According to the National Restaurant Association’s 2014 Restaurant Industry Forecast, restaurant sales are expected to grow by 3.6 percent this year and exceed $683 billion. This growth rate is modest compared to the pre-recession era, however, as consumers remain cautious with their spending.
“Restaurant operators are facing a range of challenges and opportunities to growing sales, including how to nudge consumers into action,” said Hudson Riehle, senior vice president of Research for the Association.
“The good news is that Americans love to dine out and try to do so as much as they are able. While the financial situation of many consumers is not yet strong enough to fully support that desire for restaurant-prepared meals, the right value incentives and loyalty programs can attract diners,” Riehle said.
According to the 2014 Forecast, more than four in 10 consumers report they are not using restaurants as often as they would like. This is a high level of pent-up demand by historical terms, indicating that something is indeed holding consumers back – cash on hand.

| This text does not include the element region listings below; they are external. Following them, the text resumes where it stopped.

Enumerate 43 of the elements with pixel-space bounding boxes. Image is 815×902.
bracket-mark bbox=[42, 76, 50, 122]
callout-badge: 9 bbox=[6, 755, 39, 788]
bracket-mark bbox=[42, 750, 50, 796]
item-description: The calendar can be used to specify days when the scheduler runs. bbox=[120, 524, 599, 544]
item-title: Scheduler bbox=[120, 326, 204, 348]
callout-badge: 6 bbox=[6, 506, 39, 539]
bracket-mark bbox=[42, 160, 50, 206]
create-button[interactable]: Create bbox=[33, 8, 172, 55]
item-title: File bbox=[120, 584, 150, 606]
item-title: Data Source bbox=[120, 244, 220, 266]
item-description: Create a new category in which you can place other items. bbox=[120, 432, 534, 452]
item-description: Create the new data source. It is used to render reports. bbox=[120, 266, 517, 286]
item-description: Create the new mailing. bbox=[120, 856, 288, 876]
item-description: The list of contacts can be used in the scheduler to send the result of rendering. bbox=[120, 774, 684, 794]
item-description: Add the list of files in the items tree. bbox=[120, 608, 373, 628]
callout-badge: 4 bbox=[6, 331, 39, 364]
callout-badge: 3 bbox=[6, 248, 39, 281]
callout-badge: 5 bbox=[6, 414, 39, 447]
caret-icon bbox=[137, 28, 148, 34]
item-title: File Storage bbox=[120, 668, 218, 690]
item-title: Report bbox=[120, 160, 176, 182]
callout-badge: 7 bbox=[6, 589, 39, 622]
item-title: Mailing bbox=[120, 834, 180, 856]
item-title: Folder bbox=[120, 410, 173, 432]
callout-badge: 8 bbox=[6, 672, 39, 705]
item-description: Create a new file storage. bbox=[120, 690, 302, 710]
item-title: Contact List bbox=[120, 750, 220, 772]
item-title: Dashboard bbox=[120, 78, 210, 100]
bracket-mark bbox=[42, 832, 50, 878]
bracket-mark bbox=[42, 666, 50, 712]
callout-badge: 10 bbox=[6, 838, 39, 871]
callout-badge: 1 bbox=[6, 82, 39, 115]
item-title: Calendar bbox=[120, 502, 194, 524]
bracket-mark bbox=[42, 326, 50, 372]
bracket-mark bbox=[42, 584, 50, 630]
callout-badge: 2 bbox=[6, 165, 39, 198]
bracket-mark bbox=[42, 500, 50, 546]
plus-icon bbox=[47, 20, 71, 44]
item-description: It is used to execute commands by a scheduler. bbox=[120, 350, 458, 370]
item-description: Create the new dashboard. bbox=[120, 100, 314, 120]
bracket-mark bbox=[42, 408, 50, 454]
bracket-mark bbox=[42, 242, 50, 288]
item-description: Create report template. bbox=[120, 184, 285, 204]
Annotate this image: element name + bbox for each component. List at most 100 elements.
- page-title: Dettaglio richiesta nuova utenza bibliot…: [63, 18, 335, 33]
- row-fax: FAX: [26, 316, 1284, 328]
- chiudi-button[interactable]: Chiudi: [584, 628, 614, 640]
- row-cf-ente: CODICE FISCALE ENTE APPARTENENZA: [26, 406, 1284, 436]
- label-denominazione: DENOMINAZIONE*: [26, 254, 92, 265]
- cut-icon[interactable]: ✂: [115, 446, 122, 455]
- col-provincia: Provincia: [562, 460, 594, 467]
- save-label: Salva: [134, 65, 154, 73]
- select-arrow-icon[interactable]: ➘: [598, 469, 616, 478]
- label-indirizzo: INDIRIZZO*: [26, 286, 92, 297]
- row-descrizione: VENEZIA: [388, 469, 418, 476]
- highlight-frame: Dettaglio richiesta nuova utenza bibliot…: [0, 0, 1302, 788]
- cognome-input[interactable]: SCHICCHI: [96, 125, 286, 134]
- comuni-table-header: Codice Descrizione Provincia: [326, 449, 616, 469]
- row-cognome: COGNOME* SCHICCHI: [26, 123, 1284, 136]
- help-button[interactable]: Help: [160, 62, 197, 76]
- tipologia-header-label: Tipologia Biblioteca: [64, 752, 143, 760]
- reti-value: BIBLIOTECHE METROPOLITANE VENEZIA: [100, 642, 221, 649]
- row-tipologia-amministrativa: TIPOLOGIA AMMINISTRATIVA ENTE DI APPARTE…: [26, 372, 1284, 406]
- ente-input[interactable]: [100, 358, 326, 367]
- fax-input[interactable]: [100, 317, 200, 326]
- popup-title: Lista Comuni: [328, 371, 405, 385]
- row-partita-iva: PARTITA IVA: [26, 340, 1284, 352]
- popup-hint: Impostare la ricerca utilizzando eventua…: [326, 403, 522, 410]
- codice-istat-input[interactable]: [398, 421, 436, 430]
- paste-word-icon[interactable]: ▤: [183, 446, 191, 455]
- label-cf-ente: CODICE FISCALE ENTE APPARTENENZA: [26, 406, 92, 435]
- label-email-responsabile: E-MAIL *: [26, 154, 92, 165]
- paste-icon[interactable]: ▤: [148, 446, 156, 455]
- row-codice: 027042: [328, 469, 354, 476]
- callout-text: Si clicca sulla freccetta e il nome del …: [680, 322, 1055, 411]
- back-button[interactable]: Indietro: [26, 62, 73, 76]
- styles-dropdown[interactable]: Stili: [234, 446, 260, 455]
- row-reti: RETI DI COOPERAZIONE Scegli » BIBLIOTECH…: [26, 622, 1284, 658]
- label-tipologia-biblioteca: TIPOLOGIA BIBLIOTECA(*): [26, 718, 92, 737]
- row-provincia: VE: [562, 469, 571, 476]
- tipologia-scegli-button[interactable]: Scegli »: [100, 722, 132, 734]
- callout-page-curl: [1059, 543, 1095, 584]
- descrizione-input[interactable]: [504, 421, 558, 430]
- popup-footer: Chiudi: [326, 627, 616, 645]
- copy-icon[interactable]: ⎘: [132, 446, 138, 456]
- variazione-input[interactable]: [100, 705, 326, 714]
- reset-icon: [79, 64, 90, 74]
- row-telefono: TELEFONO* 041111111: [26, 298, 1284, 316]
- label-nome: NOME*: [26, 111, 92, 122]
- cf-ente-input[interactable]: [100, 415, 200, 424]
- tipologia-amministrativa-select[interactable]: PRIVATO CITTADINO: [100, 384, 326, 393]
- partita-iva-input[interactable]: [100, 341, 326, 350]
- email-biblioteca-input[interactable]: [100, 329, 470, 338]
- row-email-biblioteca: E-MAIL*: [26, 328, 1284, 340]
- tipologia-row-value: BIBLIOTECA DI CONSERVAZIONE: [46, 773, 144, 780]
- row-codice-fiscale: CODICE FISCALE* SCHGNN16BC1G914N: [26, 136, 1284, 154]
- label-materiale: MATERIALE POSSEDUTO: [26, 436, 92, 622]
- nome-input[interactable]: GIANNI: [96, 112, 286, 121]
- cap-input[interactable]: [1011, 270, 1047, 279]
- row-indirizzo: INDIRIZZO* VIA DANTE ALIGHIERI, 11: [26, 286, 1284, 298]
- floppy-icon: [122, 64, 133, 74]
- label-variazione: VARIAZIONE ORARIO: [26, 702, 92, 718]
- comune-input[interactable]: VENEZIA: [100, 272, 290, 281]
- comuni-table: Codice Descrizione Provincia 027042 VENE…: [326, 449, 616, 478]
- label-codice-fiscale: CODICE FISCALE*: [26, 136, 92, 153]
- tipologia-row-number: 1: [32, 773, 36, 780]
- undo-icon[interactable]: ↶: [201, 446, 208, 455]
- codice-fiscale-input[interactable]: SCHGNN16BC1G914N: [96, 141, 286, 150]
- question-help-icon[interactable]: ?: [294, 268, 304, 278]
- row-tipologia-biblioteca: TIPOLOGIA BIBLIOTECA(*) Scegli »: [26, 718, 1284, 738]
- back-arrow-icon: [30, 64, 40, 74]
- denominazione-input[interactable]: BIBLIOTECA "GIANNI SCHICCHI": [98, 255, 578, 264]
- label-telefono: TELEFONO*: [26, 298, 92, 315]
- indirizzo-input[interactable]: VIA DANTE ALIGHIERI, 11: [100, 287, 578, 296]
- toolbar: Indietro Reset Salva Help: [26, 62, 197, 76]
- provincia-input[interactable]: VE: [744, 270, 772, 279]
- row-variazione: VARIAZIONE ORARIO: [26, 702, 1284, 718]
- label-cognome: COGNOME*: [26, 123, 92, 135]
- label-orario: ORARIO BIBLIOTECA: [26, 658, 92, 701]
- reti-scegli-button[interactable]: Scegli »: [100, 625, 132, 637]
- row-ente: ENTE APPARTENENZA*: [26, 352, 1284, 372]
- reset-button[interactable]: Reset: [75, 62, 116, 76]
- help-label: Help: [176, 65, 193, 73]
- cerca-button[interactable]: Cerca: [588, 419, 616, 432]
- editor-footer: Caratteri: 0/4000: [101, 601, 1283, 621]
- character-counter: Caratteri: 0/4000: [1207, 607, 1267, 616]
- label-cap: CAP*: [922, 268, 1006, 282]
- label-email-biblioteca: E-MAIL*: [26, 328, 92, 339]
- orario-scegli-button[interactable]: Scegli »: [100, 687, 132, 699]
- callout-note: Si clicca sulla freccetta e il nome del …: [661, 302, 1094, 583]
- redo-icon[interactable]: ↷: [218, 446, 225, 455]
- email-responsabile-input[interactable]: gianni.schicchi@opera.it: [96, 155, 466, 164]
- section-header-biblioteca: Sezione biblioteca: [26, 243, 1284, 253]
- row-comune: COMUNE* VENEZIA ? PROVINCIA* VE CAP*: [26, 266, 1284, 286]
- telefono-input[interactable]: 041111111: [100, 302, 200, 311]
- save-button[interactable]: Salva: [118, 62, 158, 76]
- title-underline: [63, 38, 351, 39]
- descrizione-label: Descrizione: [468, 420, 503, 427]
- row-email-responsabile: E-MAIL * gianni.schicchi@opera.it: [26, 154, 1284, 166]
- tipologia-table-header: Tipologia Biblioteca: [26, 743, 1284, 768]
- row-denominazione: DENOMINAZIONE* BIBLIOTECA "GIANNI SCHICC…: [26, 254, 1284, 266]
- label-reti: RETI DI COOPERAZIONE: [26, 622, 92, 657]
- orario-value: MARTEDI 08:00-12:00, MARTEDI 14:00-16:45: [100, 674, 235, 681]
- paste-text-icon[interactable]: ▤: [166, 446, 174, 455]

NRA research confirms this, as six in 10 (61 percent) consumers surveyed last month said they would visit restaurants more often if their cash on hand situation were better. In the same survey, consumers were also asked if they try to save money when they dine out so that they can dine out more often; more than half (55 percent) agreed. Following that thread, four in 10 also said they expect to dine out more often in 2014 than they did last year, underscoring continued focus on value and loyalty development as key drivers of restaurant patronage.